The easiest on-ramp to tracing support is via the User-space Statically-Defined Tracepoint (USDT) mechanism supported by all of the aforementioned tools. Under this scheme, the traced program embeds a bit of metadata describing the available tracepoints, the information they provide, and how they are enabled.
It turns out that GHC’s runtime system already defines a number of USDT tracepoints (although they need to be enabled when configuring GHC with the
configure flag). However, it is possible that this support may have bit-rotted (#15543).
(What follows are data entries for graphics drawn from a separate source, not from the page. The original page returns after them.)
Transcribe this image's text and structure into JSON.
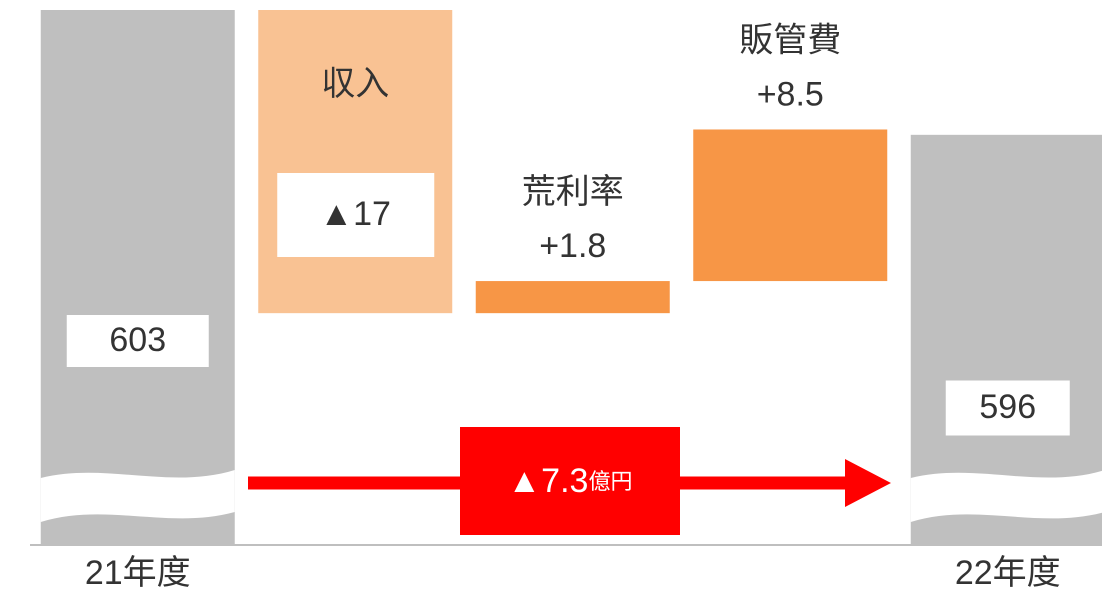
{
  "chart_data": {
    "type": "waterfall",
    "categories": [
      "21年度",
      "収入",
      "荒利率",
      "販管費",
      "22年度"
    ],
    "measures": [
      "absolute",
      "relative",
      "relative",
      "relative",
      "total"
    ],
    "values": [
      603,
      -17,
      1.8,
      8.5,
      596
    ],
    "value_labels": [
      "603",
      "▲17",
      "+1.8",
      "+8.5",
      "596"
    ],
    "colors": [
      "#bfbfbf",
      "#f9c293",
      "#f79646",
      "#f79646",
      "#bfbfbf"
    ],
    "ylim": [
      573,
      603
    ],
    "annotation": {
      "text": "▲7.3",
      "unit": "億円",
      "color": "#ff0000"
    }
  }
}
However, it may also be useful to be able to define USDT tracepoints in Haskell programs. A simple implementation of this would simply be a Template Haskell splice which would generate the necessary C stubs and splice in a foreign function import and call into the program.
Aside: LLVM and X-Ray
It should also be noted that LLVM provides another, much different approach to the tracing/profiling problem with its XRay instrumentation infrastructure. This approach seeks to introduce low-cost tracing instrumentation in generated code, allowing precise and highly detailed accounting of runtime costs.
Matthew Pickering tried (#15929) adding XRay support to GHC’s LLVM backend. Unfortunately, this effort ended up being rather stunted, in part due to limitations of LLVM itself (specifically difficulties with tail-calls) and in part due to limitations of GHC’s LLVM backend (namely, we rely on the LLVM IR
alias mechanism to convince LLVM that our type annotations are correct; this confuses the XRay logic).
This work has been a multi-year (off-and-on) effort for me, but it would not have been possible without a number of others.
In particular, this work would never have even started without the efforts of Peter Wortmann. Not only does the causality formalism he described in his dissertation provide the theoretical foundation for all of this functionality, but his initial implmentation kick-started the effort and the promising results he demonstrated at the Haskell Implementors’ Workshop provided me with the motivation to keep picking away at the seemingly endless stream of details which arose as I refined the feature over the years.
In general, Well-Typed’s work on GHC (and, therefore, my own work) would not have been possible without the support of Microsoft Research, IOHK, and others who have supported the position which allows me to work on GHC for many years. In addition, some of my early work in 2015 to clean up the original DWARF implementation was supported directly by funding from Microsoft Research.